1. ## Solve for x

(3 + x)/(sqrt{3 + x}) = 1

I found x to be -2.

The book tells me that the answer is x = -1.

How can this be?

2. Your answer is correct. Just substitue the value of x in LHS of equation and see it yourself

3. ## math books

Originally Posted by arpitagarwal82
Your answer is correct. Just substitue the value of x in LHS of equation and see it yourself
I knew that I was right.

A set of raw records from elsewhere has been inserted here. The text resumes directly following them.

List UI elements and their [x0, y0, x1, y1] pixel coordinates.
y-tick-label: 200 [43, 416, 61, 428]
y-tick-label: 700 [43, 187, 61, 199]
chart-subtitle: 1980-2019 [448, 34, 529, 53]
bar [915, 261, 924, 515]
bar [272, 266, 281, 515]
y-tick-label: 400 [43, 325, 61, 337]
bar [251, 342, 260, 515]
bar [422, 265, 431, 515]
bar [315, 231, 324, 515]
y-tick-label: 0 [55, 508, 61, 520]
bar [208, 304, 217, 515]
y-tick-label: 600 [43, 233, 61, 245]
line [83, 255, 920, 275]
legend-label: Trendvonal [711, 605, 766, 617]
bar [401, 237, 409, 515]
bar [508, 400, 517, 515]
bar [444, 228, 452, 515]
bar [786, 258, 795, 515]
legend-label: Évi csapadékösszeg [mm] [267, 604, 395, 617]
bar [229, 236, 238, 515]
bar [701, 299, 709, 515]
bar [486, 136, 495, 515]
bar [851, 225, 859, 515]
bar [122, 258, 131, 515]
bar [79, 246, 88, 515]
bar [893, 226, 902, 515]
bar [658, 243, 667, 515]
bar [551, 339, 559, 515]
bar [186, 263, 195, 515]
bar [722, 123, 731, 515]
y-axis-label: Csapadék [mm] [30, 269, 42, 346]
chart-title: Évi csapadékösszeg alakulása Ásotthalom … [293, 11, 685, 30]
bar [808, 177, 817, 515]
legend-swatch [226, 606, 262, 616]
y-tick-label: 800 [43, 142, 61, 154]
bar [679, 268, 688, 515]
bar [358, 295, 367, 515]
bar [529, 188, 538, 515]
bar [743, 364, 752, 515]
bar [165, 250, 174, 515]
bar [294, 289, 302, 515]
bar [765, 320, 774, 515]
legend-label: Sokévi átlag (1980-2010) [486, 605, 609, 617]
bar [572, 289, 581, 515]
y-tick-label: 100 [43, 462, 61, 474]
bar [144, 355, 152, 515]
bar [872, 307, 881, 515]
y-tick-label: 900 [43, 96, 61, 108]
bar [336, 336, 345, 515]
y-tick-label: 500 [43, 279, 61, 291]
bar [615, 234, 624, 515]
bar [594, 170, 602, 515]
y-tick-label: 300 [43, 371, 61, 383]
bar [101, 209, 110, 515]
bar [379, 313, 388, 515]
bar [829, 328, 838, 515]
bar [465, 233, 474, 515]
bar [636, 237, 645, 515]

I find that math books have a lot of wrongs answers in the answer section.

4. Originally Posted by magentarita
(3 + x)/(sqrt{3 + x}) = 1

]I found x to be -2.

The book tells me that the answer is x = -1.

How can this be?
$(3+x) = \sqrt{3+x}$

square both sides:

$x^2 + 6x + 9 = 3+x$

$x^2 + 5x +6 = 0$
$
(x+3)(x+2) = 0$

therefore both -3 and -2 are solutions

5. Originally Posted by e^(i*pi)
$(3+x) = \sqrt{3+x}$

square both sides:

$x^2 + 6x + 9 = 3+x$

$x^2 + 5x +6 = 0$
$
(x+3)(x+2) = 0$

therefore both -3 and -2 are solutions

If you plug -3 back into the original equation $\frac{3+x}{\sqrt{3+x}}=1$, you have $\frac{0}{0}=1$ which is impossible, since $\frac{0}{0}$ is an indeterminate value... XD

So magentarita's answer x=-2 is the only solution.

6. ## Yes...

The only answer that makes sense is x = -2. If we replace x with -3, we create division by zero, which is undefined.